Supporters say a planned $3 million renovation to transform the site into the Hingham Heritage Museum will allow more permanent exhibitions and provide a more attractive rental venue. Groundbreaking on the renovations was held last week.
“It’s the grand dame of the downtown,” said Hingham resident Sally Weston, who is donating her architectural and design firm’s time and expertise to the endeavor. “You really want it to shine and become a centerpiece.”
The Hingham Historical Society bought the 19th-century building from Derby Academy in 1966, and it has been serving as its headquarters and the town’s de facto visitors center, said society president Michael Studley. It will continue in those roles after the overhaul.
He said people come from all over to research genealogy and to view the museum’s collection on the history of the town, incorporated in 1635. The collection holds 12,000 to 15,000 artifacts.
The renovation work is expected to take nine months, Studley said. Elevators will be installed in the three-story building, along with air conditioning and improved kitchen facilities. Square footage is expected to increase from 4,882 to 9,481. Repairs will also be done to the foundations, windows, and chimneys.

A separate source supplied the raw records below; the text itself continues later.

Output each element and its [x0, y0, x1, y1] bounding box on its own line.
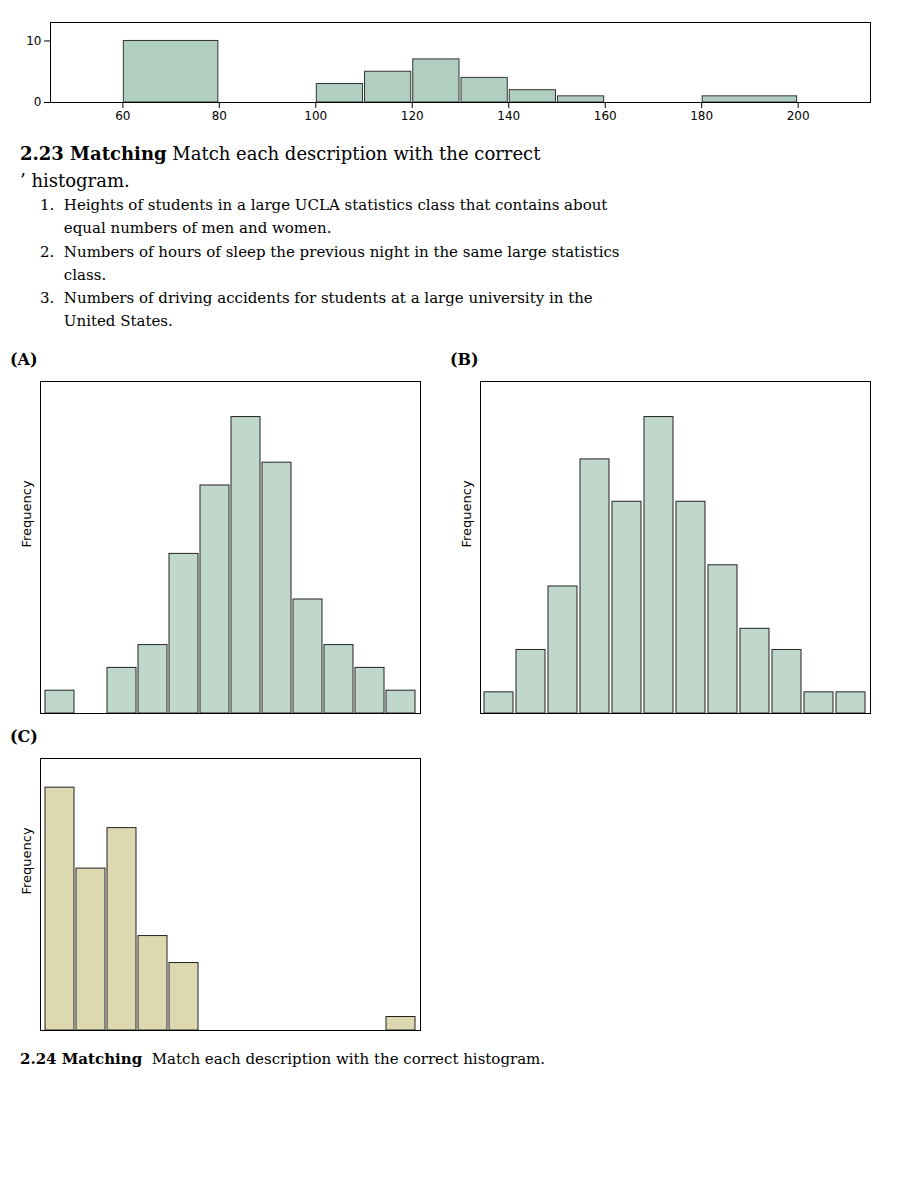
svg-text:160: 160 — [594, 109, 617, 123]
svg-text:Frequency: Frequency — [19, 827, 34, 894]
html-text:class.: class. — [40, 265, 107, 284]
svg-text:200: 200 — [787, 109, 810, 123]
svg-text:10: 10 — [26, 34, 41, 48]
html-text:(B): (B) — [450, 349, 479, 369]
html-text:(C): (C) — [10, 726, 38, 746]
svg-text:180: 180 — [690, 109, 713, 123]
html-text:2.23 Matching Match each descr: 2.23 Matching Match each description wit… — [20, 143, 541, 164]
html-text:2. Numbers of hours of sleep t: 2. Numbers of hours of sleep the previou… — [40, 242, 620, 261]
svg-text:Frequency: Frequency — [459, 480, 474, 547]
svg-text:120: 120 — [401, 109, 424, 123]
html-text:1. Heights of students in a la: 1. Heights of students in a large UCLA s… — [40, 196, 608, 214]
svg-text:0: 0 — [34, 95, 42, 109]
svg-text:60: 60 — [115, 109, 130, 123]
html-text:2.24 Matching Match each descr: 2.24 Matching Match each description wit… — [20, 1049, 546, 1068]
html-text:(A): (A) — [10, 349, 38, 369]
svg-text:80: 80 — [212, 109, 227, 123]
svg-text:140: 140 — [497, 109, 520, 123]
svg-text:Frequency: Frequency — [19, 480, 34, 547]
html-text:3. Numbers of driving accident: 3. Numbers of driving accidents for stud… — [40, 289, 593, 307]
svg-text:100: 100 — [304, 109, 327, 123]
html-text:’ histogram.: ’ histogram. — [20, 170, 130, 191]
html-text:United States.: United States. — [40, 312, 173, 331]
html-text:equal numbers of men and women: equal numbers of men and women. — [40, 219, 332, 238]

The land the building is on was donated in 1784 by Sarah Derby, a prominent local resident, for the purpose of building a school. Founded in 1791, the Derby School, later Derby Academy, erected a second building in 1818 at 34 Main St. to house a growing student population. Derby Academy sold the second building — the first was torn down — to the historical group when the academy moved to its current location about a half-mile away, Studley said.
The old schoolhouse opened to the public in 2008, after being used primarily for Hingham Historical Society meetings and occasional events, as well as being rented out for weddings and parties, according to the society’s executive director, Suzanne Buchanan. As many as 8,000 people have stopped at the visitors’ center and gift shop annually, Buchanan said.
Studley said more than $2.5 million has been raised for the renovation, including more than $1 million provided through the town’s Community Preservation Act program.
Laura Winters, who is helping with marketing, said a Sept. 26 “Barn Ball Denim and Diamonds” fund-raiser is expected to bring in an additional $50,000. “I really see it being the jewel of the square,’’ she said of the renovated building.